Configure with Markdown

OpenCode discovers .md command files in commands/ directories:
~/.config/opencode/commands/       # Global
.opencode/commands/                # Project
Files may be nested; for example, .opencode/commands/team/review.md defines /team/review. Files with other extensions, including .mdx, are not discovered.
.opencode/commands/review.md
---
description: Review code for correctness and missing tests
agent: plan
model: anthropic/claude-sonnet-4-5#high
---

Review $ARGUMENTS. Report bugs first, then missing tests.
The file body, with surrounding whitespace removed, is the command template. JSON and Markdown commands share one registry. Project definitions take precedence over global definitions, and a later definition can override a built-in or earlier command with the same name. Changes are reloaded automatically. Run it with:
/review src/auth

Configure with JSON

Add commands under the commands key in any OpenCode JSON or JSONC configuration file. Each entry’s key is the command name and template is required.
opencode.jsonc
{
  "$schema": "https://opencode.ai/config.json",
  "commands": {
    "review": {
      "description": "Review code for correctness and missing tests",
      "template": "Review $ARGUMENTS. Report bugs first, then missing tests.",
      "agent": "plan",
      "model": "anthropic/claude-sonnet-4-5#high"
    }
  }
}

Fields

FieldRequiredBehavior
templateJSON onlyPrompt template. In a Markdown command, the file body supplies it.
descriptionNoText shown with the command in autocomplete.
agentNoAgent selected before the prompt runs.
modelNoModel override in provider/model or provider/model#variant format.
subtaskNoAccepted as a boolean, but currently has no execution effect in V2.
The four optional fields can be used in JSON or YAML frontmatter. Do not put template in frontmatter because the Markdown body always supplies it.

Arguments

Use $ARGUMENTS for the complete argument string:
.opencode/commands/component.md
---
description: Create a component
---

Create a typed React component named $ARGUMENTS.
/component Button
Use $1, $2, and higher numbers for parsed positional arguments. Single and double quotes group text containing spaces and are removed during parsing.
.opencode/commands/check.md
---
description: Check one area with a specific focus
---

Check $1. Focus on $2.
/check src/auth "error handling and missing tests"
The highest-numbered positional placeholder present in the template consumes that argument and all remaining arguments. For example, if a template contains only $1, then $1 receives the full parsed argument list. Missing positions become empty strings. If a template contains neither positional placeholders nor $ARGUMENTS, OpenCode appends non-empty arguments to the template after a blank line.

Shell interpolation

Wrap a shell command in ! followed by backticks to insert its output before the prompt is submitted:
.opencode/commands/review-diff.md
---
description: Review the current diff
---

Review this diff:

!`git diff --stat && git diff`
OpenCode runs each interpolation with the configured shell in the active project location and inserts its combined output into the template. Argument interpolation happens first, so avoid placing untrusted arguments inside shell interpolations.
Shell interpolations run when the command is evaluated, outside the agent’s tool permission flow. Only use commands from sources you trust.
No other template interpolation is performed. In particular, an @path written into a stored template remains ordinary prompt text; V2 does not automatically attach that file.

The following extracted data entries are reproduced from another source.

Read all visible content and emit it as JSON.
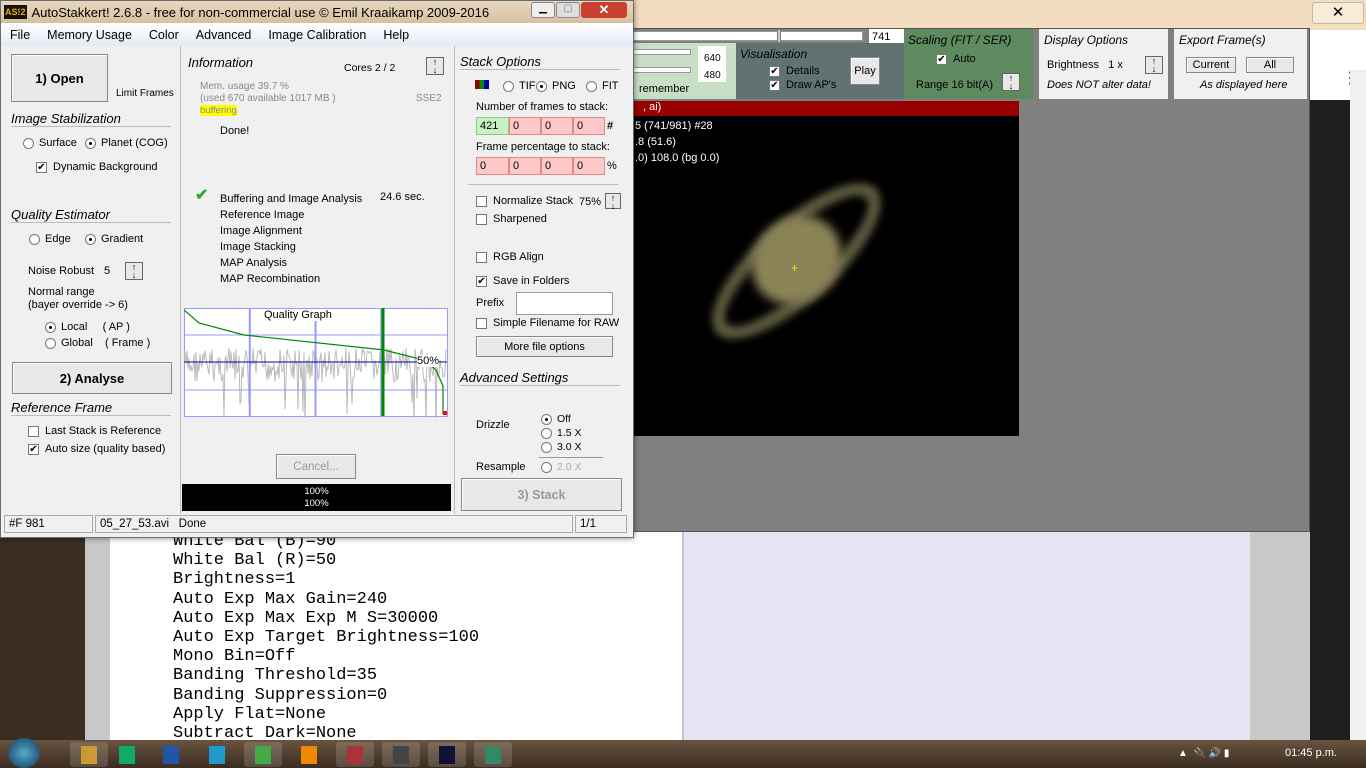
{
  "window": {
    "title": "AutoStakkert! 2.6.8 - free for non-commercial use © Emil Kraaikamp 2009-2016",
    "logo": "AS!2"
  },
  "menu": [
    "File",
    "Memory Usage",
    "Color",
    "Advanced",
    "Image Calibration",
    "Help"
  ],
  "left": {
    "open": "1) Open",
    "limit_frames": "Limit Frames",
    "stab_title": "Image Stabilization",
    "surface": "Surface",
    "planet": "Planet (COG)",
    "dynamic_bg": "Dynamic Background",
    "qe_title": "Quality Estimator",
    "edge": "Edge",
    "gradient": "Gradient",
    "noise_label": "Noise Robust",
    "noise_value": "5",
    "normal_range": "Normal range",
    "bayer": "(bayer override -> 6)",
    "local": "Local",
    "local_ap": "( AP )",
    "global": "Global",
    "global_frame": "( Frame )",
    "analyse": "2) Analyse",
    "ref_title": "Reference Frame",
    "last_stack": "Last Stack is Reference",
    "auto_size": "Auto size (quality based)"
  },
  "info": {
    "title": "Information",
    "cores": "Cores 2 / 2",
    "mem": "Mem. usage 39.7 %",
    "used": "(used 670 available 1017 MB )",
    "sse": "SSE2",
    "buffering": "buffering",
    "done": "Done!",
    "steps": [
      "Buffering and Image Analysis",
      "Reference Image",
      "Image Alignment",
      "Image Stacking",
      "MAP Analysis",
      "MAP Recombination"
    ],
    "time": "24.6 sec.",
    "graph_title": "Quality Graph",
    "graph_pct": "50%",
    "cancel": "Cancel...",
    "progress1": "100%",
    "progress2": "100%"
  },
  "stack": {
    "title": "Stack Options",
    "tif": "TIF",
    "png": "PNG",
    "fit": "FIT",
    "frames_label": "Number of frames to stack:",
    "frames": [
      "421",
      "0",
      "0",
      "0"
    ],
    "hash": "#",
    "pct_label": "Frame percentage to stack:",
    "pcts": [
      "0",
      "0",
      "0",
      "0"
    ],
    "pct_sym": "%",
    "normalize": "Normalize Stack",
    "normalize_pct": "75%",
    "sharpened": "Sharpened",
    "rgb_align": "RGB Align",
    "save_folders": "Save in Folders",
    "prefix": "Prefix",
    "prefix_value": "",
    "simple_fn": "Simple Filename for RAW",
    "more": "More file options",
    "adv_title": "Advanced Settings",
    "drizzle": "Drizzle",
    "off": "Off",
    "x15": "1.5 X",
    "x30": "3.0 X",
    "resample": "Resample",
    "x20": "2.0 X",
    "stack_btn": "3) Stack"
  },
  "status": {
    "frames": "#F 981",
    "file": "05_27_53.avi",
    "state": "Done",
    "page": "1/1"
  },
  "viewer": {
    "frame": "741",
    "w": "640",
    "h": "480",
    "remember": "remember",
    "vis_title": "Visualisation",
    "details": "Details",
    "draw_aps": "Draw AP's",
    "play": "Play",
    "scaling_title": "Scaling (FIT / SER)",
    "auto": "Auto",
    "range": "Range 16 bit(A)",
    "disp_title": "Display Options",
    "brightness": "Brightness",
    "bright_val": "1 x",
    "not_alter": "Does NOT alter data!",
    "export_title": "Export Frame(s)",
    "current": "Current",
    "all": "All",
    "as_displayed": "As displayed here",
    "overlay": [
      ", ai)",
      "5 (741/981) #28",
      ".8  (51.6)",
      ".0) 108.0 (bg 0.0)"
    ]
  },
  "document": {
    "lines": [
      "White Bal (B)=90",
      "White Bal (R)=50",
      "Brightness=1",
      "Auto Exp Max Gain=240",
      "Auto Exp Max Exp M S=30000",
      "Auto Exp Target Brightness=100",
      "Mono Bin=Off",
      "Banding Threshold=35",
      "Banding Suppression=0",
      "Apply Flat=None",
      "Subtract Dark=None"
    ]
  },
  "taskbar": {
    "clock": "01:45 p.m.",
    "apps": [
      "explorer",
      "excel",
      "word",
      "ie",
      "chrome",
      "vlc",
      "winrar",
      "player",
      "autostakkert",
      "registax"
    ]
  }
}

Agent, model, and execution

Running a command evaluates its arguments and shell blocks, submits the result as a durable user prompt in the current session, and schedules normal model execution. If agent is set, it overrides the agent selected when the command was invoked and becomes the session’s active agent. If model is set, it overrides the model. Otherwise, a model configured on the command’s agent takes precedence over the model selected at invocation. Although subtask is accepted in JSON and frontmatter, V2 currently ignores it: commands run in the current session and do not create a child session. Selecting an agent whose mode is subagent also does not turn the command into a subtask.